The decisions made out there in the next 12 to 18 months will cast the die for the next 25 years,” predicts Park City Planning Director Patrick Putt. “It’s imperative for the community to weigh in on this.”

Private land, and city-owned parcels there are now ripe for development. The first project out of the blocks is a much-anticipated expansion of city recreation space. The land between the National Ability Center and Highway 248 is already approved for a $10.5-million recreation complex, including four playing fields for soccer, rugby and lacrosse, and two or three baseball diamonds, along with a $4-million, enclosed, Olympic-size ice sheet for hockey and figure skating. Ground will be broken for the complex this spring. “It’s intended for local use, but it’s also an economic development tool to attract events to Park City,” City Economic Development Director Colin Hilton points out. “We see Quinn’s as a way to make an entry statement about open space, recreation and health.”

That desire motivates both Summit County and Park City planners to work together on the future of Quinn’s, which is still very much a work in progress. The goal is to avoid a repeat of Kimball Junction, which 25 years ago was itself a country crossroads.
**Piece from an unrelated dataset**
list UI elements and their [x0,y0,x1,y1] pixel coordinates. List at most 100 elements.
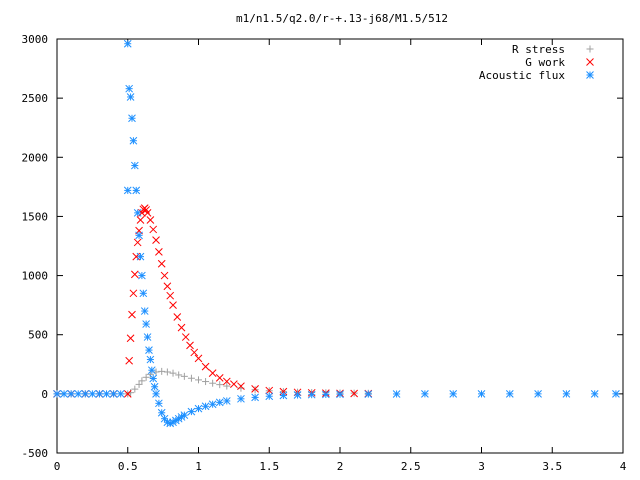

If there’s an entry statement Kimball makes to first-time visitors, it is a statement of sprawling commerce, heavy with big box retail stores, huge parking lots, and confusing, overloaded access road patterns.

“There’s nothing simple about it,” the county’s principal planner, Nora Shepard, says. “We’ve learned some lessons from Kimball Junction and we’re not going to repeat the intensity that’s there.”

So far, only one solid proposal is on the table — an application to expand, and hopefully, redevelop, an old industrial area northeast of the junction, where a concrete plant and power substation dominate the scene. Beyond that, property owners have been fairly silent. Intermountain Health Care (IHC) would like to locate a new hospital at Quinn’s, and other proposals in the past have included housing units, convention centers, hotels and commercial space.

Formal planning at Quinn’s is in its infancy. Property owners will want maximum value for their land. Planners envision open space, institutional uses along the lines of a hospital or sports medicine complex, playing fields, low-density housing and maybe a small commercial component. There will be much horse trading ahead, balancing property rights with community goals.

But as planner Putt envisions it, a visitor to Park City exiting at Quinn’s will see open space, people unloading bikes to ride the trails, kids playing on the fields, and a clean, positive institution, such as a hospital or maybe a U.S. Ski Team training center located across the highway. “That would make a great statement about who we are as a community,” he points out.

Park City writer Larry Warren lives a slapshot away from Quinn’s, and can’t wait to get on the ice.